Sakura nodded, the growing hunger in her belly causing an almost eager approach to him. "I'd like that," she said, a few grains of sand lifting from the ground at her feet as Gaara opened an arm toward her.
She stepped up next to him, a strange sort of twitch lingering where he'd first grazed her waist with his touch. She willed her heart to settle as best she could, the entrance to Gaara's world was always thrilling, but she used to it by now, wasn't she? Looking out at the sand around them, floating so gracefully on the wind, untethered by worldly bounds, Sakura moved in close to Gaara.
But that's all she did, Gaara noted, she just moved closer. She did not lean into him, she did not give him any portion of her weight to carry though he would have done so gladly, and he could feel that she wasn't at all relaxed. Her shoulders were high and tense, like a barrier between them that hadn't been there before, and she felt stiff under his hand as if determined to stand on her own. Suddenly, having an arm around her felt awkward, as if presumptuous and…and wrong.
But the sand drew in closer, an addictive sort of buzzing accompanying the way that it would so gently break her apart and carry her off, and then she did lean into him. For comfort, for protection, or perhaps even for a bit of security, he didn't know. He tightened his grip on her, welcoming the weight she did eventually press against him, but still, the stiffness between them remained.
He thought back to her speech earlier, so clearly rehearsed and repeated, and wondered what she might have redacted. Most likely she'd been told that she had gotten too close to him, too close to the danger he'd only barely kept in check, and had probably been warned against doing so again. That's what this was, he was sure, as there was an evident distance to her now, an evasiveness even as she stood there next to him.
It didn't matter, he decided, he should have been expecting it anyway.

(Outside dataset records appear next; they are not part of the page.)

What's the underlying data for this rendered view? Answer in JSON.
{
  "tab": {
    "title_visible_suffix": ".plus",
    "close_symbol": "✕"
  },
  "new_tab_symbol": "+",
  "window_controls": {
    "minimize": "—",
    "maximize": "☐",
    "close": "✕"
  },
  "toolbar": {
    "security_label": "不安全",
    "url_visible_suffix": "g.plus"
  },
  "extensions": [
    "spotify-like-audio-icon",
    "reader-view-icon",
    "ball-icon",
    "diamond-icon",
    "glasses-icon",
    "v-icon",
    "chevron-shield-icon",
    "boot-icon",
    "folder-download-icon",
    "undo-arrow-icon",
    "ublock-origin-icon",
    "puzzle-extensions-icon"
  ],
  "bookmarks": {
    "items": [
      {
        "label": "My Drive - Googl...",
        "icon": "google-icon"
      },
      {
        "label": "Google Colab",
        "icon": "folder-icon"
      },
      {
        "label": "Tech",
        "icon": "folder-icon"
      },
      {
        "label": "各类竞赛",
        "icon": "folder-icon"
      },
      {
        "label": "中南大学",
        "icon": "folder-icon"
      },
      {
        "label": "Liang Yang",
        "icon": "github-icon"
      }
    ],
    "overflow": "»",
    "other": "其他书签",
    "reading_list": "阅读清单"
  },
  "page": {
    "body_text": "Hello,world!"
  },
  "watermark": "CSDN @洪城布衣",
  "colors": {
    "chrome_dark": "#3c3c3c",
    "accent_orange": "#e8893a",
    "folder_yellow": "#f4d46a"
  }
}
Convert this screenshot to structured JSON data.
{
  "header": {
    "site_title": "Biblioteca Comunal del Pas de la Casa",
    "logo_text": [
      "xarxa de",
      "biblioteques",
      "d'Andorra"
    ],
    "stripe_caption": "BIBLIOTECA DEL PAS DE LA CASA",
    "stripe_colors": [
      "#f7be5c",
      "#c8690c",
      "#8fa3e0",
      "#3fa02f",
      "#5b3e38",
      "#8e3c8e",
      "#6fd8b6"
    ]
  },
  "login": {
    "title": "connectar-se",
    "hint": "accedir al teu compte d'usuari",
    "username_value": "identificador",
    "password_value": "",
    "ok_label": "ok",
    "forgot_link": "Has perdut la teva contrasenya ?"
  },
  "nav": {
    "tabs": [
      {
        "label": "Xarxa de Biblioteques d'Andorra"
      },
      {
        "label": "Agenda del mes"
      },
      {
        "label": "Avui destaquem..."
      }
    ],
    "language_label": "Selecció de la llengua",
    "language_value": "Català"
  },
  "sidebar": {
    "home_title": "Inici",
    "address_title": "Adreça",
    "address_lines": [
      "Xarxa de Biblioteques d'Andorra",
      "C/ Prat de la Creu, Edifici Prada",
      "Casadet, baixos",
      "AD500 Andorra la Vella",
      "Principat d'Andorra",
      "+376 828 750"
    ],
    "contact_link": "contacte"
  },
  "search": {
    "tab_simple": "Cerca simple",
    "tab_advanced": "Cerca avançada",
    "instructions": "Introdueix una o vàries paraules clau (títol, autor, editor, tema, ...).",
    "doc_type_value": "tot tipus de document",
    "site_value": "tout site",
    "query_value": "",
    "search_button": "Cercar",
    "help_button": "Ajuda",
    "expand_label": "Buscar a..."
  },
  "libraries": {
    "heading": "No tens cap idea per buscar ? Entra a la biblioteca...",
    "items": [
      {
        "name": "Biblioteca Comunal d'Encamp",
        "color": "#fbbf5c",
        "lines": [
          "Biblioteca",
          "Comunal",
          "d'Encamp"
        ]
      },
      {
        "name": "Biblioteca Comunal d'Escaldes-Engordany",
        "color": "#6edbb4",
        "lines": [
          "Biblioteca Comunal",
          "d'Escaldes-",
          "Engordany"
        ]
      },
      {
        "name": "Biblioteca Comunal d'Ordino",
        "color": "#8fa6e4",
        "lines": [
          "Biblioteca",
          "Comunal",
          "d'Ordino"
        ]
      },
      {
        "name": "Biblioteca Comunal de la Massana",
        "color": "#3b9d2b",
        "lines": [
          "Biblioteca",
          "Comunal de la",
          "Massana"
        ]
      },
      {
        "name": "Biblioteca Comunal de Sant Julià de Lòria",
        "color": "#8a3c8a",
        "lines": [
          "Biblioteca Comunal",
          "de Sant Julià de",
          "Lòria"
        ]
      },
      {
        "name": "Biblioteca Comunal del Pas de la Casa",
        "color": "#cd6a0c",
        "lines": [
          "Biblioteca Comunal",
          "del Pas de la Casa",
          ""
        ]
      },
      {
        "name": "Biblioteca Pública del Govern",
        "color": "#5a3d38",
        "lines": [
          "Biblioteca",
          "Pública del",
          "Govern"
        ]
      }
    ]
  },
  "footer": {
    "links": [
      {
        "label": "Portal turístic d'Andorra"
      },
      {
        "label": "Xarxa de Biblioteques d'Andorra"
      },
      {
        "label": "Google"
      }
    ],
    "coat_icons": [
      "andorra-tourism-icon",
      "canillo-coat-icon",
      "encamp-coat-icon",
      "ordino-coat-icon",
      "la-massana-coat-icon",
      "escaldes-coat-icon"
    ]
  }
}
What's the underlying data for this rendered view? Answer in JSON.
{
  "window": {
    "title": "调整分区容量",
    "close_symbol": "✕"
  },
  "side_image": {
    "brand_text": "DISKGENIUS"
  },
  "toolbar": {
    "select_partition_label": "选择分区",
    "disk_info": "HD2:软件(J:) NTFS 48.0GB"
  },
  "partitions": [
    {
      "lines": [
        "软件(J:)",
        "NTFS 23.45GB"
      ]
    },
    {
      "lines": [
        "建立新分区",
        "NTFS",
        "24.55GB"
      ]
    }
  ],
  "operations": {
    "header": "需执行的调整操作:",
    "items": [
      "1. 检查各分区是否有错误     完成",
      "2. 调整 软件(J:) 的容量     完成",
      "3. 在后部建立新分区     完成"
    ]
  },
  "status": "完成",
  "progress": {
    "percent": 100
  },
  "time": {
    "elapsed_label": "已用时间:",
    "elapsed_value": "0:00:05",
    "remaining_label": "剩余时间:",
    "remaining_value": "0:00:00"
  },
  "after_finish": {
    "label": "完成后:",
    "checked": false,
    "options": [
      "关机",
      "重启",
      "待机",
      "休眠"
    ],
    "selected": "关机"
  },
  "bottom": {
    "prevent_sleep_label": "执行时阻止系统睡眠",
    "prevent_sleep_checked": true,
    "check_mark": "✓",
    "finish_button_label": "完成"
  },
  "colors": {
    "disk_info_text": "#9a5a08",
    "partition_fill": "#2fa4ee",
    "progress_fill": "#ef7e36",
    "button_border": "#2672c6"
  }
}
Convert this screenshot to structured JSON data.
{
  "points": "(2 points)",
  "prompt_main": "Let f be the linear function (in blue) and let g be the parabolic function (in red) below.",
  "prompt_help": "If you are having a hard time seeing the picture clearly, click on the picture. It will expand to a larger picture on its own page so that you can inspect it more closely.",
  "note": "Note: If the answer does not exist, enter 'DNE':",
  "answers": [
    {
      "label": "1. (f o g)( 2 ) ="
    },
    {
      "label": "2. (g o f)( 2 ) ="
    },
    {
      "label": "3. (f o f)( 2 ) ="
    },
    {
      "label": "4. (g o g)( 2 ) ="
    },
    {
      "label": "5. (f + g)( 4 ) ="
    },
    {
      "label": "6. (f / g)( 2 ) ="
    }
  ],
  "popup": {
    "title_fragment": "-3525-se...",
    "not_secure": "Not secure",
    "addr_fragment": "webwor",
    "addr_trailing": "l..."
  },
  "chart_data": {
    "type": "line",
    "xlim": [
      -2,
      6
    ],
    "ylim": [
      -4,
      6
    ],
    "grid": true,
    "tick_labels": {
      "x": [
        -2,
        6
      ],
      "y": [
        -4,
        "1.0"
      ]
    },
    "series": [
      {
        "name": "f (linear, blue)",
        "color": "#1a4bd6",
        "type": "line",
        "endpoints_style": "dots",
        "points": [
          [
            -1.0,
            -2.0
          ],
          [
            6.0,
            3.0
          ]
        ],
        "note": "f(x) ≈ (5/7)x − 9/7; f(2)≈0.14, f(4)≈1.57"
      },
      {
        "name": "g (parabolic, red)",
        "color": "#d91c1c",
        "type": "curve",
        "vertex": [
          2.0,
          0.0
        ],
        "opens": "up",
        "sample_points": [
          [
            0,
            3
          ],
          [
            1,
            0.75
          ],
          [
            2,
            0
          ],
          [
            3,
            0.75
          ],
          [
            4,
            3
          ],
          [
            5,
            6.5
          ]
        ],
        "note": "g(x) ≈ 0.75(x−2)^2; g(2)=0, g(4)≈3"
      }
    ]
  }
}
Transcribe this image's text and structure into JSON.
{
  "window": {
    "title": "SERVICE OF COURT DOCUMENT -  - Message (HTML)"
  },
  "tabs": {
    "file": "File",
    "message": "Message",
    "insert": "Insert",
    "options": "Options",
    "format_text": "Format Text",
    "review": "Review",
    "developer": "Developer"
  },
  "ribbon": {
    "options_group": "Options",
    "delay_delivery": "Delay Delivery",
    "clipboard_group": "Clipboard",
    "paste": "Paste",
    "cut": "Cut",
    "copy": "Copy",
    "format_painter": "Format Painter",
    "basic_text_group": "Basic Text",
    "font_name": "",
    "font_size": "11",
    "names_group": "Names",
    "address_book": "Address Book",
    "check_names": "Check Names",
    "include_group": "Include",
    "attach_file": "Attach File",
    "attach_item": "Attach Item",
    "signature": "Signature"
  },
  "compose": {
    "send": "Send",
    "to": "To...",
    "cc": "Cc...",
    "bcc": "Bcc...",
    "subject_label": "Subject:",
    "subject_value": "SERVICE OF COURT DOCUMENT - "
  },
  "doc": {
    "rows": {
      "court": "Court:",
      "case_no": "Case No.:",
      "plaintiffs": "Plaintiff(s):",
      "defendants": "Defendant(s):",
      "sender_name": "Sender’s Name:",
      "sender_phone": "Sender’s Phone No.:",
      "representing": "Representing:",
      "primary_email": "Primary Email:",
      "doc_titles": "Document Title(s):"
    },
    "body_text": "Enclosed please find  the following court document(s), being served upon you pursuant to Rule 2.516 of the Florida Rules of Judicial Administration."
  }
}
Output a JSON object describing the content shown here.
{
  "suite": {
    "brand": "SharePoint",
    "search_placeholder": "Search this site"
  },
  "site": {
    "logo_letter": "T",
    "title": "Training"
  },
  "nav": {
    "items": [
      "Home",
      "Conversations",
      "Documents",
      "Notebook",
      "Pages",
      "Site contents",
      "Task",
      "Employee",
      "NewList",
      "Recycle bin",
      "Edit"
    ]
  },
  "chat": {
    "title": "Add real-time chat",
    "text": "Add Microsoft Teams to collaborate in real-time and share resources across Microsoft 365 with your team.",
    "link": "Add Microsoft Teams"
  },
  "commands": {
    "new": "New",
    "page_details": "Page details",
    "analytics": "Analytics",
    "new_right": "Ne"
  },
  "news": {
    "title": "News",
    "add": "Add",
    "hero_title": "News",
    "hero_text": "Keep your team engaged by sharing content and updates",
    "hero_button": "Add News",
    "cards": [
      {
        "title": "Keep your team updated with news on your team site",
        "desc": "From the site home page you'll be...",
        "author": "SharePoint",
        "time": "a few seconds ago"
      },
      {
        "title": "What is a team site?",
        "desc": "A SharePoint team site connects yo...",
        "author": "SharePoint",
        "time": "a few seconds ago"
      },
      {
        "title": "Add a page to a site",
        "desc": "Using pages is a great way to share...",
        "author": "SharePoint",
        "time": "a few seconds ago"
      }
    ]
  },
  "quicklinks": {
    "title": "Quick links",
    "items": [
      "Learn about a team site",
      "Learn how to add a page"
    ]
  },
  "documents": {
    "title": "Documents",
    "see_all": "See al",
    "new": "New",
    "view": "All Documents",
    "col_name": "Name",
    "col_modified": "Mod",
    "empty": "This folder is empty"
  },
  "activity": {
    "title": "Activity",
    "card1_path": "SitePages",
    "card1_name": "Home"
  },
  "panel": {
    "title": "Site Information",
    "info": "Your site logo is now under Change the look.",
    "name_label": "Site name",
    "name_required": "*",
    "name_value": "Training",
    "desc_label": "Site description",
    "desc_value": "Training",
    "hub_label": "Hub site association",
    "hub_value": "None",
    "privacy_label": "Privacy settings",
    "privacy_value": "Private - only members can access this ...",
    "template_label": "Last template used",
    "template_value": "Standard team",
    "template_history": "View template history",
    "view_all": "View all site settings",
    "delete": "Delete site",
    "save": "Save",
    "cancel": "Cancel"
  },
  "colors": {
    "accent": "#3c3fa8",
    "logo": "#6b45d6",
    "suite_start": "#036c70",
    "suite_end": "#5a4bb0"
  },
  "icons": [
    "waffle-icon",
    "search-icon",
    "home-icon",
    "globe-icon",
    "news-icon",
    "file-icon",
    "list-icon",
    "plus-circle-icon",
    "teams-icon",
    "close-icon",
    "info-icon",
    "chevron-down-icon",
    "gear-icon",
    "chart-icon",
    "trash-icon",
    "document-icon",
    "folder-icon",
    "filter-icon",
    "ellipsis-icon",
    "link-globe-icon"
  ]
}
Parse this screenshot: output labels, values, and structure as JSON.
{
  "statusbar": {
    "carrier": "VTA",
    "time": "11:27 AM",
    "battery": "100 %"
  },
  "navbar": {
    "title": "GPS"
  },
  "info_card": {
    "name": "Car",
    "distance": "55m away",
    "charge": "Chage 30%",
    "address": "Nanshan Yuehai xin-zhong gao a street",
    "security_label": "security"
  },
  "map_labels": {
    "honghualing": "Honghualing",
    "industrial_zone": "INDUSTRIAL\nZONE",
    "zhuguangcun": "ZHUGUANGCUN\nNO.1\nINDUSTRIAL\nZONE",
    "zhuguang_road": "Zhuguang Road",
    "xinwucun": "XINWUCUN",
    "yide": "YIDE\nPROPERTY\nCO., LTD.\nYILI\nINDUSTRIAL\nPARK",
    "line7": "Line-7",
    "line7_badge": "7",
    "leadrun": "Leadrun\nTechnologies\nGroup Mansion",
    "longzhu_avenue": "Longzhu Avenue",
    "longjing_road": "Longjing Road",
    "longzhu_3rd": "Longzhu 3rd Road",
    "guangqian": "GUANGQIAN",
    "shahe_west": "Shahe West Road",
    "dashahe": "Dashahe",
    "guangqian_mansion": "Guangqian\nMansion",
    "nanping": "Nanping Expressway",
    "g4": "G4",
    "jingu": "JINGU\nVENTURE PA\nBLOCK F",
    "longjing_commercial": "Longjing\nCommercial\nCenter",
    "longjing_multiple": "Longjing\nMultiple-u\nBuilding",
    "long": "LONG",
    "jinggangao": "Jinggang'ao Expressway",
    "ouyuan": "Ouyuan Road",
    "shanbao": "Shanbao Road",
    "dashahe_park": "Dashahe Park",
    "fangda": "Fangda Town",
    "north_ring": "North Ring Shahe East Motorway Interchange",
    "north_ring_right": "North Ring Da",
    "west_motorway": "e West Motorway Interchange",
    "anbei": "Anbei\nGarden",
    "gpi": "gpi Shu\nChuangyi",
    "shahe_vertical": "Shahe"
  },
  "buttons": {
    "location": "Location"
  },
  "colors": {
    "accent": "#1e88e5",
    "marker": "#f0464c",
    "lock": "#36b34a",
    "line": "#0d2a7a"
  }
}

All that mattered was that she was here, she was back and she was glad to be.
His siblings had managed to catch a break from training and their usual runs for Sakura's stay, they'd planned for three days off of duties, but Gaara had chosen to forgo those attempts. He needed to do more, needed to try harder to repair the rifts in his ties with his people, and he felt sure he would see her plenty often during her stay.
But now that he'd seen her, once again so perfectly silhouetted against the backdrop of his desert, three days didn't seem like such a long time.